# 148 Boost hubs



## bakerjw (Oct 8, 2014)

Well, I'm in line for a Curtlo custom tandem. One of the biggest questions was the rear wheel mount style. Whilst looking at Chris King hubs and using "Fun Bolts" Alex from MTB Tandems mentioned Onyx hubs.
Well, it ends up that Onxy does make a 36 hole 12x148 Boost Through Axle hub. Looking at their internal mechanism, it does look to be "bomb proof".
So, I think that we will be adding some "Boost" to the tandem.


----------



## ds2199 (Sep 16, 2008)

Subscribed. 

Please keep us posted on your experience with these hubs. I've heard good things about the Onyx hubs.

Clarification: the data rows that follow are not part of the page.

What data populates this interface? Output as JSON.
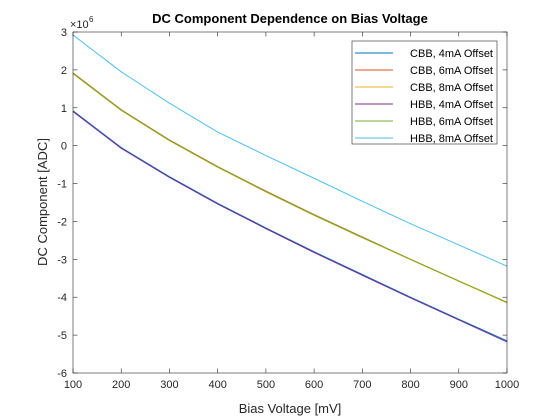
{
  "chart_data": {
    "type": "line",
    "title": "DC Component Dependence on Bias Voltage",
    "xlabel": "Bias Voltage [mV]",
    "ylabel": "DC Component [ADC]",
    "y_exponent_base": "×10",
    "y_exponent_power": "6",
    "xlim": [
      100,
      1000
    ],
    "ylim": [
      -6,
      3
    ],
    "xticks": [
      100,
      200,
      300,
      400,
      500,
      600,
      700,
      800,
      900,
      1000
    ],
    "yticks": [
      -6,
      -5,
      -4,
      -3,
      -2,
      -1,
      0,
      1,
      2,
      3
    ],
    "x": [
      100,
      200,
      300,
      400,
      500,
      600,
      700,
      800,
      900,
      1000
    ],
    "legend_location": "top-right",
    "series": [
      {
        "name": "CBB, 4mA Offset",
        "color": "#0072BD",
        "values": [
          0.92,
          -0.05,
          -0.82,
          -1.52,
          -2.17,
          -2.8,
          -3.4,
          -4.0,
          -4.58,
          -5.15
        ]
      },
      {
        "name": "CBB, 6mA Offset",
        "color": "#D95319",
        "values": [
          1.92,
          0.95,
          0.15,
          -0.55,
          -1.2,
          -1.82,
          -2.41,
          -3.0,
          -3.57,
          -4.14
        ]
      },
      {
        "name": "CBB, 8mA Offset",
        "color": "#EDB120",
        "values": [
          1.9,
          0.93,
          0.13,
          -0.57,
          -1.22,
          -1.84,
          -2.43,
          -3.01,
          -3.58,
          -4.15
        ]
      },
      {
        "name": "HBB, 4mA Offset",
        "color": "#7E2F8E",
        "values": [
          0.9,
          -0.07,
          -0.84,
          -1.54,
          -2.19,
          -2.82,
          -3.42,
          -4.02,
          -4.6,
          -5.18
        ]
      },
      {
        "name": "HBB, 6mA Offset",
        "color": "#77AC30",
        "values": [
          1.91,
          0.94,
          0.14,
          -0.56,
          -1.21,
          -1.83,
          -2.42,
          -3.0,
          -3.57,
          -4.13
        ]
      },
      {
        "name": "HBB, 8mA Offset",
        "color": "#4DBEEE",
        "values": [
          2.92,
          1.95,
          1.12,
          0.36,
          -0.26,
          -0.86,
          -1.47,
          -2.06,
          -2.62,
          -3.18
        ]
      }
    ]
  }
}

FWIW, we've had really good luck with Chris Kings 145mm with fun bolts. That said, it would make sense that the boost thru axle would be a really good way to go, if one were building a frame with the compatible rear spacing/dropouts our course.


----------



## laksboy (Sep 4, 2007)

Any other experience out there on 36 holed boost hubs? White Industries, Hope, and Hadley make some as well. Any other mtn tandem experience on the non-boost versions of these hubs? Chris King does not make a boost hub in 36h.
I'm narrowing down the spec on my new ECDM...


----------



## ebnelson (Oct 30, 2006)

We switched our ECDM to a 142 thru axle a few years ago. It's been working well. The 148mm sounds even better since it allows a wheel with less dish. Depending on team weight, a 36 spoked wheel may not be necessary over a 32 spoke with strong spokes.


----------



## bakerjw (Oct 8, 2014)

I'm still needing cranks for our tandem. I leave for the Tour Divide here in less than 3 weeks so the tandem has been on the back burner.


----------